■分譲マンションの損害保険【その12】
◆マンション総合保険の流れ◆
※再調達価額・・・物の価値は年数が経過することにより老朽化などの理由から価値が下がり、損害に遭った建物や家財と同等なものを新たに建築、あるいは購入するのに必要な金額の事。
〔1〕漏水事故発生
管理会社に連絡し、担当者(フロント)もしくは専門業者が、被害箇所の専有部分(被害者)を調査し原因究明にあたります。

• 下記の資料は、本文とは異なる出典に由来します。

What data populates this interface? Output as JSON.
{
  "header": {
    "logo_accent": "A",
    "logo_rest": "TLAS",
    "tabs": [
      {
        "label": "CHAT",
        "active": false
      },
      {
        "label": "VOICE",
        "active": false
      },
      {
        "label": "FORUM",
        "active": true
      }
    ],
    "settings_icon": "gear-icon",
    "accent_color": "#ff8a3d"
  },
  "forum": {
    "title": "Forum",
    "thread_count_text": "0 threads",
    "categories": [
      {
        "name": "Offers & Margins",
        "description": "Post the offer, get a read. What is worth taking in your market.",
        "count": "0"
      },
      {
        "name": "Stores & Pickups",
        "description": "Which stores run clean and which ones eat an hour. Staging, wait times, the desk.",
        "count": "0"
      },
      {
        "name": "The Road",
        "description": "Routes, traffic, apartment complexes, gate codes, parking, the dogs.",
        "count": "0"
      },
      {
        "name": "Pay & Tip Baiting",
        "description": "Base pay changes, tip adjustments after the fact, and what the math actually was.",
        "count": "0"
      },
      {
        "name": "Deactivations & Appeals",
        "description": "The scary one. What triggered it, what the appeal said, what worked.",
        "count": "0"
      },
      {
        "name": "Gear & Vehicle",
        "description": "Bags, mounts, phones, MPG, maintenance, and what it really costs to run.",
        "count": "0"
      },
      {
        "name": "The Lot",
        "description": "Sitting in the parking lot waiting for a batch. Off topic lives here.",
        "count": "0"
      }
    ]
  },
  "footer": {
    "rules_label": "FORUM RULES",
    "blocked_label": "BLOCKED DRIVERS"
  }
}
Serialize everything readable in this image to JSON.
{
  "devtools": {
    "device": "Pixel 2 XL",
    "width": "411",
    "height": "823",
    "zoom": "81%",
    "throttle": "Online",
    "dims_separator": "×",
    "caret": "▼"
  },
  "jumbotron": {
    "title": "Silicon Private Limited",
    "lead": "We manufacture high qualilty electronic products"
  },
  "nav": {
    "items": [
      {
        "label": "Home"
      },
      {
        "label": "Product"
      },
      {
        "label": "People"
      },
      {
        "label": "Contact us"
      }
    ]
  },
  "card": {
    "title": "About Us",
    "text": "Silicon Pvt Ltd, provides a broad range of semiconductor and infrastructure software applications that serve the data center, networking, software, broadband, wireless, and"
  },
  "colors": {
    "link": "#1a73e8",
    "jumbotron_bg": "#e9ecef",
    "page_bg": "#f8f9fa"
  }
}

発生原因が上階の専有部分(加害者)なら連絡を入れます。
また、原因箇所が不明の場合も、想定される場所を何度も調査する事になります。
この時点から全ての項目で、漏水被害報告書に写真付きで作成するため原因箇所や被害範囲など必ず写真を撮影してください。
〔2〕漏水応急処置
発生原因が判明すれば、その場で止水します。
ただ、専門業者が工具や部材の持ち合わせがない場合は後日の対応になり、水は止まりません。
〔3〕調査費申請
発生原因が判明すれば、専門業者から調査費用の請求書が来ます。
それを損害保険会社に調査費として申請します。
〔4〕漏水補修工事および原状回復工事の見積書
専門業者には漏水補修工事および被害住戸等の原状回復工事の見積書を依頼します。
ただ、見積書の提出や理事会の承認を得てから実施すれば時間が掛かるので、漏水補修工事は部材や日程が整い次第、先行して実施します。
〔5〕漏水補修工事
発生原因の専有部分(加害者)と被害箇所の専有部分(被害者)、共に連絡を入れて都合のよい日に漏水補修工事を実施します。
漏水補修工事は、基本的に加害住戸と被害住戸を同時に工事しますので、双方の居住者が在宅している日になります。
原因箇所や被害範囲により1日で完了もあれば、数日~数ヶ月掛かる事もあります。
〔6〕損害保険金申請
漏水補修工事が完了し、漏水事故報告書(写真付き)と見積書を損害保険会社に申請します。
被害全額が認められるわけではなく、損害保険会社が再調達価額などから査定した損害保険金は免責分も差引かれて支払われます。
また、被害住戸の原状回復工事の実施は、漏水が確実に止まった事を確認するため、ある程度の経過観察してから工事を実施します。
〔7〕保険金支払
損害保険会社から損害保険金が管理組合など指定口座に支払れます。
個人賠償責任保険を利用した場合は、発生原因の専有部分(加害者)および被害箇所の専有部分(被害者)が示談書に署名押印し、支払口座も被害者口座にする事もあります。
ただし、管理会社が全部段取りして処理している場合は、マンション総合保険の加入者でもある管理組合の口座に支払われます。
個人賠償責任保険の示談交渉も、保険会社や管理会社は基本的にはできません。
弁護士法72条にて、他人の法律事件に関して報酬を得る目的で法律事務を取り扱ってはならず、弁護士以外が法律行為をすれば非弁行為に当たります。
保険金支払も、損害保険会社は通知があった口座に疑う事なく支払うため、工事を実施した専門業者や管理会社の口座に支払われていないか確認する必要があります。
このような場合、漏水補修工事費用を高額にする利益相反の可能性があるため必ずチェックします。
〔8〕原状回復工事
漏水補修工事から1ヶ月程度の期間をおいて漏水が止まった事を確認し、被害住戸の原状回復工事を実施します。
工事を実施した専門業者には、管理組合から補修工事費用を指定日に支払い完了になります。